On 08/21/2012 03:52 PM, Frank Warmerdam wrote:
> On Tue, Aug 21, 2012 at 2:56 PM, Alex Mandel <tech_dev at wildintellect.com> wrote:
>> Due to the ongoing troubleshooting on Tracsvn I was paying a little more
>> attention to Munin.
>>
>> 1. We still need to decide where emails should be sent when munin hits a
>> warning or critical value (eg. disk is over 90%). I don't want to use
>> the Sac list because the number emails per incident can get astronomical
>> quickly (1 email per chart even if only 1 chart is out of bounds, repeat
>> every 5 minutes until issue is resolved). Do we have an svn watch type
>> list or something similar that sends out but isn't really for discussion?
> 
> Alex,
> 
> Perhaps we could setup a sac-alert mailing list?  I'm just a bit
> concerned about alerting going nuts with lots of message and
> also bogging down mailman, filling up disks, etc.
> 
sac-alert would work, as an exception we could host such a list with an
outside service. The emails aren't big per email, there's just a lot of
them when things go wrong.

>> 2. I'd like to increase the ram allocation for the QGIS and the Projects
>> VMs. 2 GB+ to each, as both are using 70%+ of their current RAM on a
>> regular basis. Based on our notes we have 20 GB of unallocated RAM on
>> osgeo4 currently, so this should be no problem. Just wanted to get the
>> idea out before I ask osuosl to do it (might be able to do it with
>> ganeti web interface ourselves).
> 
> I can live with this change, but it doesn't leave us much more room
> if we want to spin up new machines or allocate more ram to existing
> ones.  What happens when the VMs go over the physical RAM?
> Does it degrade gracefully with some sort of swap equivelent?
> 
> Best regards,
> 

Yes, it uses the swap partition inside the VM disk allocation. Graceful
depends on definition as going into swap sometimes means the machine
locks up for while until it can clear the swap or finish whatever it's
doing. A common experience is that the machine becomes unresponsive and
no one can log in to check on it, leaving the options of wait until it's
done (might be never if it's apache) or force a reboot.

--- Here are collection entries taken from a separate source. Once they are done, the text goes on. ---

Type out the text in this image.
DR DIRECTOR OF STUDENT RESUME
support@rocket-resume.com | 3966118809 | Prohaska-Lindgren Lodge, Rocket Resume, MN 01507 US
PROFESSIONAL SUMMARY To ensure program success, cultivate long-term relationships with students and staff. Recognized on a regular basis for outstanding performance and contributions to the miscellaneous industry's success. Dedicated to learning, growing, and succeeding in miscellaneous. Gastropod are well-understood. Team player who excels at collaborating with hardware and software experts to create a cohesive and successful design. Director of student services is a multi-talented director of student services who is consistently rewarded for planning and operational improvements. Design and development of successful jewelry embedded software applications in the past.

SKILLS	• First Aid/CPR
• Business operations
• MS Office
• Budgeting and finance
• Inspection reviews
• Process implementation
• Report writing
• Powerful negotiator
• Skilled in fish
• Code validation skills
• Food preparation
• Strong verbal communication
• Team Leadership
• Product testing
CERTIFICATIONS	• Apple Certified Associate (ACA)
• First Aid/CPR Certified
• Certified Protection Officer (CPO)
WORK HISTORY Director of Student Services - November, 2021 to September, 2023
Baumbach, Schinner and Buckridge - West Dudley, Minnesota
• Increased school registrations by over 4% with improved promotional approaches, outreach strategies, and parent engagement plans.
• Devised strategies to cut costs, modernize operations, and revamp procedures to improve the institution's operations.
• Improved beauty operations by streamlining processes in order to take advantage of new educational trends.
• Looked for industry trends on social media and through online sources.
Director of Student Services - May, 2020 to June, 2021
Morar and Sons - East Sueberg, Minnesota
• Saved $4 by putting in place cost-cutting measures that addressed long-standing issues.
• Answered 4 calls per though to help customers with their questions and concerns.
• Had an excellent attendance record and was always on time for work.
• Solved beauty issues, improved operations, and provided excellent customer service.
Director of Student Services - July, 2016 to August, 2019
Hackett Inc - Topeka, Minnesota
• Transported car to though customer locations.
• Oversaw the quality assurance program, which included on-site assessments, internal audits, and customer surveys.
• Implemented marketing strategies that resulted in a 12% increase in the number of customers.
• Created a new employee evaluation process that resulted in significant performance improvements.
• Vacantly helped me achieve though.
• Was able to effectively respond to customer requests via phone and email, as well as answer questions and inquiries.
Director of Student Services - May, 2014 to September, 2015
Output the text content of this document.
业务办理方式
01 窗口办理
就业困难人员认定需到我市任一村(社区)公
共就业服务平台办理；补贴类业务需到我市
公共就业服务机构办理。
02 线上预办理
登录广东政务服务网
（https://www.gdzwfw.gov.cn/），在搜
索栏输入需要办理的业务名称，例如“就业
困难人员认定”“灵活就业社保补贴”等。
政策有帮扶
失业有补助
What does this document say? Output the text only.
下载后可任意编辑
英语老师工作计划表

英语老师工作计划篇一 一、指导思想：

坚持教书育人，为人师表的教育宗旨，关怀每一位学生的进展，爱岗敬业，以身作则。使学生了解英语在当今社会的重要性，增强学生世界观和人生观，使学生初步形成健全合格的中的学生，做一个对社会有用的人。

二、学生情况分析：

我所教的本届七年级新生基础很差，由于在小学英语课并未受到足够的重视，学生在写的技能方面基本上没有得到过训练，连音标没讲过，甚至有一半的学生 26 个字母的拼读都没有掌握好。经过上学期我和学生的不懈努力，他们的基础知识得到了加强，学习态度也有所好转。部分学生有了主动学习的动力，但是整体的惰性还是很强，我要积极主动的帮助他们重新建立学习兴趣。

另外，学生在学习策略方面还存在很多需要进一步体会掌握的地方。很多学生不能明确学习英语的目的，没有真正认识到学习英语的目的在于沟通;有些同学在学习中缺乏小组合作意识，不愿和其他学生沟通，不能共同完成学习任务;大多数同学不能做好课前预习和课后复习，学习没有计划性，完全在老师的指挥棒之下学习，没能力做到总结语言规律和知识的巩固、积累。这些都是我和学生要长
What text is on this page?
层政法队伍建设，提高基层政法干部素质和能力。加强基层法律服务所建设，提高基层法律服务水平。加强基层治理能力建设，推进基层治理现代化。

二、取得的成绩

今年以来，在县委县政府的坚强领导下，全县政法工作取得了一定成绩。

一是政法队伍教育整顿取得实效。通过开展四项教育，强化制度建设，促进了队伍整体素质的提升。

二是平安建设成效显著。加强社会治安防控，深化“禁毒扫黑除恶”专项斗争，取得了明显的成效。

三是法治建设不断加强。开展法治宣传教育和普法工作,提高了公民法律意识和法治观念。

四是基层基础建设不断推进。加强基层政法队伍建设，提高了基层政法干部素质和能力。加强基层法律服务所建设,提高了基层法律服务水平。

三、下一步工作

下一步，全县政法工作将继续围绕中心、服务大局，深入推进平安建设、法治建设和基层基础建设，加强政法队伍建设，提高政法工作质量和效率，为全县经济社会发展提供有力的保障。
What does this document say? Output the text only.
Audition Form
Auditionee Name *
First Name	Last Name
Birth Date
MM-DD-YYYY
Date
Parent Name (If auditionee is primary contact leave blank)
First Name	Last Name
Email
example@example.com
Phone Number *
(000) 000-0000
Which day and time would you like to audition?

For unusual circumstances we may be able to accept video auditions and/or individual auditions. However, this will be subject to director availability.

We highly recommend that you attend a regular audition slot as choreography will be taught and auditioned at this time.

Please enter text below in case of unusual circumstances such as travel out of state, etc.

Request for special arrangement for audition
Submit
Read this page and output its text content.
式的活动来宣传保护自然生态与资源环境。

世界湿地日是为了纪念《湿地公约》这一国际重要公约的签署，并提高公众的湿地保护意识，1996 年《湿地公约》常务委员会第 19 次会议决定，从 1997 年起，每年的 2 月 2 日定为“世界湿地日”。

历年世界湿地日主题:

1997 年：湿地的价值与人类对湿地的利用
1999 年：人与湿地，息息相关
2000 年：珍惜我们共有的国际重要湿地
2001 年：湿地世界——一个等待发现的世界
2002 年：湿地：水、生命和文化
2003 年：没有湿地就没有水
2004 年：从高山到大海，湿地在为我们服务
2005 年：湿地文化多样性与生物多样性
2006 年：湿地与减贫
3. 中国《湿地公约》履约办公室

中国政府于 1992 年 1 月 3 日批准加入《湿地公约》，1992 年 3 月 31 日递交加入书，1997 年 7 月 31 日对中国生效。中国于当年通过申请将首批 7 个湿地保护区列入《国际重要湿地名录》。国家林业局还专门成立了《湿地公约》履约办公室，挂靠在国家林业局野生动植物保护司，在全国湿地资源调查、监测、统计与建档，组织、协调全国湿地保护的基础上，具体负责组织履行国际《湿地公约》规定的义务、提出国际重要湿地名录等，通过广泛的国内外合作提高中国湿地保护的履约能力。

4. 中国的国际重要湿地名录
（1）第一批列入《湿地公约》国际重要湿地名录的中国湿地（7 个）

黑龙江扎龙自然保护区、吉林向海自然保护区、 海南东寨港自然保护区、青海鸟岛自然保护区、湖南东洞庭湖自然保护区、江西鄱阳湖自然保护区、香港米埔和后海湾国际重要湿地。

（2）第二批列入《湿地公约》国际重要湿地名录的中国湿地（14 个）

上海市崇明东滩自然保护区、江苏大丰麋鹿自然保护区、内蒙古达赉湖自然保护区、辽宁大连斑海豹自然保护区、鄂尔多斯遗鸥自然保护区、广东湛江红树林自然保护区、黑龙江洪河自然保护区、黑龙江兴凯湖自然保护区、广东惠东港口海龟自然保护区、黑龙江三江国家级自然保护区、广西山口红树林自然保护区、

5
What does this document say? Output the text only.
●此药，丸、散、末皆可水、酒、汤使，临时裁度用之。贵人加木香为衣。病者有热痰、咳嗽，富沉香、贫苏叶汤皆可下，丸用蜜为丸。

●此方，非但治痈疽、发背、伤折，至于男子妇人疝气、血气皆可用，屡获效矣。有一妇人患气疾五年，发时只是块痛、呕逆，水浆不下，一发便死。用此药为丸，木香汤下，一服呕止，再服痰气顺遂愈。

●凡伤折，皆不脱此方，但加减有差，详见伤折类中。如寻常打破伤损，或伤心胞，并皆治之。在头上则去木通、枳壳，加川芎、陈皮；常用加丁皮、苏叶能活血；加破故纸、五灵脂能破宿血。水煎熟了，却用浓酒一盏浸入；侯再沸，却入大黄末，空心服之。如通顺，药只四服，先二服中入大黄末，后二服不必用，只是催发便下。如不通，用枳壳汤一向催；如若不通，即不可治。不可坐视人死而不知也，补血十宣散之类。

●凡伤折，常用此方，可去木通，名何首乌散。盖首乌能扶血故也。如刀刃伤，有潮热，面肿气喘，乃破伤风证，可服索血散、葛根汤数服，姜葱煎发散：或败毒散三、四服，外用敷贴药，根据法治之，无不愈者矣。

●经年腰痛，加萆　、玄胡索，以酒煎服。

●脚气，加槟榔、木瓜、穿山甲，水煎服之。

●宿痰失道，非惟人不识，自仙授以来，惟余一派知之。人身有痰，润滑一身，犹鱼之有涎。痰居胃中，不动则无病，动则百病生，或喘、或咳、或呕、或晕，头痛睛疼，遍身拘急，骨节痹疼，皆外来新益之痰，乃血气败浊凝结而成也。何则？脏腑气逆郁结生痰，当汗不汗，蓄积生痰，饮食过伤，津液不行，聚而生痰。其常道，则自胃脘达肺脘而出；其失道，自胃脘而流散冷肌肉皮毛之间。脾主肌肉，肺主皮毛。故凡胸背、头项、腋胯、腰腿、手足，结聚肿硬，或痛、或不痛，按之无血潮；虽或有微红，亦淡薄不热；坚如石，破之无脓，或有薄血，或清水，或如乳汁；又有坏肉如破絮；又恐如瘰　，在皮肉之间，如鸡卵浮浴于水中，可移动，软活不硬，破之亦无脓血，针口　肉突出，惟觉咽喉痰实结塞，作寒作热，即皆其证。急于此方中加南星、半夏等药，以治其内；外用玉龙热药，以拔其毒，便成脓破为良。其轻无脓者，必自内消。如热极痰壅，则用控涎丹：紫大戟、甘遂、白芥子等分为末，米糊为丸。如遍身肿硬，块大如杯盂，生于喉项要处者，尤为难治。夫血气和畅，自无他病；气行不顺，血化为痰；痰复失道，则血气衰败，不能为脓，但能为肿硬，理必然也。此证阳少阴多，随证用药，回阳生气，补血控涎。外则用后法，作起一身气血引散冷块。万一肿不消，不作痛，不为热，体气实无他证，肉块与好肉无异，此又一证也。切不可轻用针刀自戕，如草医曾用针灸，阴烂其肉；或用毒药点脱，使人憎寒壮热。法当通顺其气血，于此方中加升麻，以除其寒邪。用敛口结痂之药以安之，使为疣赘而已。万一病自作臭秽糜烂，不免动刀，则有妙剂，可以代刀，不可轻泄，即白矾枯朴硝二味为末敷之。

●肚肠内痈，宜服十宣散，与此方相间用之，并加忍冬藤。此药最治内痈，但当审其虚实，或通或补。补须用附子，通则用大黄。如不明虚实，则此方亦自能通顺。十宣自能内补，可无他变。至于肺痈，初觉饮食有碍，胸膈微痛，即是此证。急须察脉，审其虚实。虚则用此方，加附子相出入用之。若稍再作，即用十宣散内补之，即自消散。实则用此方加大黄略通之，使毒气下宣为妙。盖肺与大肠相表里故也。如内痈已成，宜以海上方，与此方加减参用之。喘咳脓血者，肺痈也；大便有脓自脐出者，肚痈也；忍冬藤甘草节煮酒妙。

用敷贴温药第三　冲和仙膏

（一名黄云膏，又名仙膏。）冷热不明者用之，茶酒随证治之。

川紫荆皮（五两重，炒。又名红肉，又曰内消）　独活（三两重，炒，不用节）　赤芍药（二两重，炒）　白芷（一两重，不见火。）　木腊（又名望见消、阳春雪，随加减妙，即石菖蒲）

We still would have 16 GB of ram for the host and for fail-over of
secure/web (8 reserved for that I think). I can audit to see if we can
take it away from other VMs that are underusing ram. Would adding 1 GB
be more palatable, no reason we have to do increments of 2.

Long term there's still the idea of getting build machine going
somewhere which would take the load off the qgis VM.

Thanks,
Alex